Get off your perch and you cod have yourself the best fish leather belt in the tunaverse. Find out how to go from fillet to fashion in this two-minute video, or read our quick how-to, below.
It turns out people have been tanning fish skin for centuries, especially in colder climes. From Norway to Alaska to China and a bunch of other places besides, fish leather was used for everything from boots (sometimes with fins still attached!) to whole leather outfits. To top it off, it’s eco-friendly. Fish skin is a food by-product, so more fish leather means less wastage. Even on a commercial scale (pun intended), it’s a less chemically-intensive process than cowhide tanning, and the leather is just as durable.
Josh Mclean from The Bush Tannery has shared with us the following steps for DIY fish leather.
You need: a blunt scraper, a small bucket, a dead fish with its skin on, egg, dishwashing liquid, vegetable oil, natural leather balm and a sponge.
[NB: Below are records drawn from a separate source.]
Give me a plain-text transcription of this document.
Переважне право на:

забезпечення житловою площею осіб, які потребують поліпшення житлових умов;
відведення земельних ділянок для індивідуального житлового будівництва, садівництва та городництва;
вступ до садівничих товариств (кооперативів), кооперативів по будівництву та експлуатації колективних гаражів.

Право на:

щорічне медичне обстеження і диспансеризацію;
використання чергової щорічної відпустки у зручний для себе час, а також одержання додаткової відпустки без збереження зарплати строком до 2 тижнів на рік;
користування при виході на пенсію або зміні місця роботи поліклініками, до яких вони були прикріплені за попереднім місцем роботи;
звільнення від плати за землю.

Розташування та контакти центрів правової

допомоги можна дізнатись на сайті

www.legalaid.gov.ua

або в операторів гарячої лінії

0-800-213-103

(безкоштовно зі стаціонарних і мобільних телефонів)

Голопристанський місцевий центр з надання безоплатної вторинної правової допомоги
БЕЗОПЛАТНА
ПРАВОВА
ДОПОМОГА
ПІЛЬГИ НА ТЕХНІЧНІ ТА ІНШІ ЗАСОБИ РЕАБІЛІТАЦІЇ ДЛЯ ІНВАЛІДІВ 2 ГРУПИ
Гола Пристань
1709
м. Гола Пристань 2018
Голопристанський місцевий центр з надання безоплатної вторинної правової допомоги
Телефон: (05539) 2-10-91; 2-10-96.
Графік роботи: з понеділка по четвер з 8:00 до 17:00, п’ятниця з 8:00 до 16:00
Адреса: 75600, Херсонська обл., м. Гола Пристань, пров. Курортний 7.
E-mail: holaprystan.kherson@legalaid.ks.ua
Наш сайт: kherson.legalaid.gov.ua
1. Skin the fish, scrape off all flesh and scales, then give it a rinse in cold, soapy water.
2. Marinate in 100g of vegetable oil, one egg yolk and 1 tsp dishwashing liquid for 15 minutes.
3. Hang up on the clothesline overnight to dry it out.
4. Soften the skin with your hands (watch the video for a demo) and hang it undercover for another three days.
5. Take your dried-out skin and sandpaper it. (As in the fish skin, not your actual skin. That would hurt.) Remove excess fibres then give it a moisturise by sponging it with the leather balm.
It’s so simple even a jellyfish could do it. Actually, you can turn them into leather too but that's another blog for another day.